Published 4 July 2008

Contemporary issues should be the lifeblood of new writing, feeding playwrights with situations and themes to explore and examine. Yet the 7/7 bombings that hit central London have been relatively untapped. Steven Hevey’s In My Name, which is currently playing at the Trafalgar Studios, puts this right.

Set in the aftermath of the tube and bus explosions, all the action takes place in the basement flat of Grim, a dressing gown-clad 20-something bachelor wallowing in the depression of a not-so-recent break up. While Grim strives to avoid thinking about the carnage outside, new flatmate Egg wants to attack it head on. The arrival of Grim’s Asian colleague Royal and a curry deliveryman see tensions rise until Egg snaps.

Between them, Hevey’s four characters manage to explore the different reactions to the terrorist threat. James Alexandrou’s confused, bemused Grim doesn’t want to engage with it, blocking out the danger as something happening outside, focusing instead on what is happening to him as an individual. Kevin Watt’s paranoid Egg launches a battle cry and sees danger in anyone of Asian origin.

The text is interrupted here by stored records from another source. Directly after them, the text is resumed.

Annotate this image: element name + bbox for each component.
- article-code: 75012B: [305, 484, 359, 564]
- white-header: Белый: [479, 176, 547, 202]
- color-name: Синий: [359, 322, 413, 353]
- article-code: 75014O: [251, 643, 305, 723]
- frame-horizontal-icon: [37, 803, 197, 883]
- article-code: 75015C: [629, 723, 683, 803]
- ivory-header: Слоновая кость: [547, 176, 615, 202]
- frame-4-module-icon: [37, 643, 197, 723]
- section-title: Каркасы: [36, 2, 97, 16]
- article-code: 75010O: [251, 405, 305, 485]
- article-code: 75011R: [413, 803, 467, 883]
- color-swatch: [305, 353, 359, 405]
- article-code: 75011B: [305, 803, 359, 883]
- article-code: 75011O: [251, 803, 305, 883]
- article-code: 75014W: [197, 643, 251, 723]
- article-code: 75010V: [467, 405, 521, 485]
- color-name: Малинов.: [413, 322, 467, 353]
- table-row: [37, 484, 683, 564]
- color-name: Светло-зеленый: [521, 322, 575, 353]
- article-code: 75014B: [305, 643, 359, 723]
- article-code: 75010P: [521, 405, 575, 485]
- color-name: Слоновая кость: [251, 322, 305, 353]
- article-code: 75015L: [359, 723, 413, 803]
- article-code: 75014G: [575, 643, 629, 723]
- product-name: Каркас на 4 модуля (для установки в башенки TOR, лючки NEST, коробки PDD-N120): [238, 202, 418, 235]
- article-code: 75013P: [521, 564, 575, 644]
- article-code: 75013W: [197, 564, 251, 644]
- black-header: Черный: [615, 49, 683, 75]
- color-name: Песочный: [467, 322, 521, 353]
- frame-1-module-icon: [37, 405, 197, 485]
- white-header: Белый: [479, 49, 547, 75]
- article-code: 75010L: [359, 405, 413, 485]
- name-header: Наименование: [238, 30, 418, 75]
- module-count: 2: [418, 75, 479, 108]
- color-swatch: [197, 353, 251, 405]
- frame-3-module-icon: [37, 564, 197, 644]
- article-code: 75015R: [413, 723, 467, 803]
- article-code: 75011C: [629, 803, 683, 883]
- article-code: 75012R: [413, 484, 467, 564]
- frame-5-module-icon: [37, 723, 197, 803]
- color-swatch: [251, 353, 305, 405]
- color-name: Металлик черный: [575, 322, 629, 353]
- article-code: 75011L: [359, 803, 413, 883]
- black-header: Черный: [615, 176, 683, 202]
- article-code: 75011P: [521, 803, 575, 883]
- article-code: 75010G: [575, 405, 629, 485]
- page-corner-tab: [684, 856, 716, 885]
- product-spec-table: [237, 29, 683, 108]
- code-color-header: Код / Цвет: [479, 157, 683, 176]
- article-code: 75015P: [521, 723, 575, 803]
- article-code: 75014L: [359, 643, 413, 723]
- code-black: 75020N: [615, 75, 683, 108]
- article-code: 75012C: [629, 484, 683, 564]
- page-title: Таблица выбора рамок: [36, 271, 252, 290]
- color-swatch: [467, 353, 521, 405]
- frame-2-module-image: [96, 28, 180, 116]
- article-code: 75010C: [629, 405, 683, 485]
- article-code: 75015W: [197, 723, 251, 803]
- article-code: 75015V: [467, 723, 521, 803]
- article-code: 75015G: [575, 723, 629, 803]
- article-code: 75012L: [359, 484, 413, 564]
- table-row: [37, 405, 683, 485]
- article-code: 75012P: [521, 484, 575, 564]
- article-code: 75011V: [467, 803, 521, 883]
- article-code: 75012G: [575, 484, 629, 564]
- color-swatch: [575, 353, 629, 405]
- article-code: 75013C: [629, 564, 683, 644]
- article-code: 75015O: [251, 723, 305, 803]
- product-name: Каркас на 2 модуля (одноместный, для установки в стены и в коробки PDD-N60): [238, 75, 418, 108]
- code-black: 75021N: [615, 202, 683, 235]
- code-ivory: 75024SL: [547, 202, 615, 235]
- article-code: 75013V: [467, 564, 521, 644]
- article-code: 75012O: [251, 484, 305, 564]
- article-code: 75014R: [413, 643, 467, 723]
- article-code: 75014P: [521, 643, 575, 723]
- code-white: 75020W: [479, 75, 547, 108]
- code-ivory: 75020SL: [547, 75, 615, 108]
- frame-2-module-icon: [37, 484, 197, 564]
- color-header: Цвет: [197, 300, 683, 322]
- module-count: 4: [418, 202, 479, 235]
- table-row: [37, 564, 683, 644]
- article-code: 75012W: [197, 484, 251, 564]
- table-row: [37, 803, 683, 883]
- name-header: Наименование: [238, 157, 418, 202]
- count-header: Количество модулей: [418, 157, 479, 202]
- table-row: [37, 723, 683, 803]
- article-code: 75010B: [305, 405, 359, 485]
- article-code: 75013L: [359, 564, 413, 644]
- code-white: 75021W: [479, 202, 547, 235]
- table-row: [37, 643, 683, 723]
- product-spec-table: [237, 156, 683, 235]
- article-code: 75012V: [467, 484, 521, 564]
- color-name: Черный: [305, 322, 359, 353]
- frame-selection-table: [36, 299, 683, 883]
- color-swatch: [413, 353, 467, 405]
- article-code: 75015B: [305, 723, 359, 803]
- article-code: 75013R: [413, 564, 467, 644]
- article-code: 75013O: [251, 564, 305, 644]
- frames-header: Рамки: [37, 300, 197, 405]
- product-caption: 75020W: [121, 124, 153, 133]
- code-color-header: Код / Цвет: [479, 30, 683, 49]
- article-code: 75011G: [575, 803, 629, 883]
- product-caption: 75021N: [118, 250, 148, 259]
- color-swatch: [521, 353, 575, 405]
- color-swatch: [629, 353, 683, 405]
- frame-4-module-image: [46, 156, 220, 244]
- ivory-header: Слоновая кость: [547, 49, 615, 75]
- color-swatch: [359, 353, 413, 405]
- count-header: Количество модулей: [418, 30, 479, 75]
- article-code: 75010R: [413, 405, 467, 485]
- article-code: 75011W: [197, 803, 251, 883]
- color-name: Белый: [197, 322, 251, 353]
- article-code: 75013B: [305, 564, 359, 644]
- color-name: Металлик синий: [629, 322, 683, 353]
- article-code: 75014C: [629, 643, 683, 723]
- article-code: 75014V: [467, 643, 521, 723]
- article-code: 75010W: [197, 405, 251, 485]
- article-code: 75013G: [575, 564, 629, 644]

But aside from the obvious reaction to terrorism, Hevey’s play flirts with a host of other 21st century issues. His representation of struggling young working males and the different issues they face marks him as a writer with a keen observational eye for realism. Royal – who we meet as a hyperactive, drugged up, street-talking, multi-mobile carrying, hoody-wearing youth – presents an image of himself in an attempt to fit in, while the lost, only partially mature Grim bemoans the fact that he has nothing to believe in. Why should he fight for his country as Egg expects him to?

Georgia Lowe’s design, like Hevey’s script, is almost pitch perfect for the lad’s flat it depicts, from the second hand sofa to the magazines and takeaway menus strewn across both table and floor. The only thing missing is the obligatory games console.

As a footnote to the production, Ray Panthaki, who plays Royal and is the boyfriend of Brooke Kinsella, spoke about the recent murder of her brother Ben, and dedicated the performance to him. In today’s world, sitting in a dressing gown with a cup of tea changing the channel is no longer an option.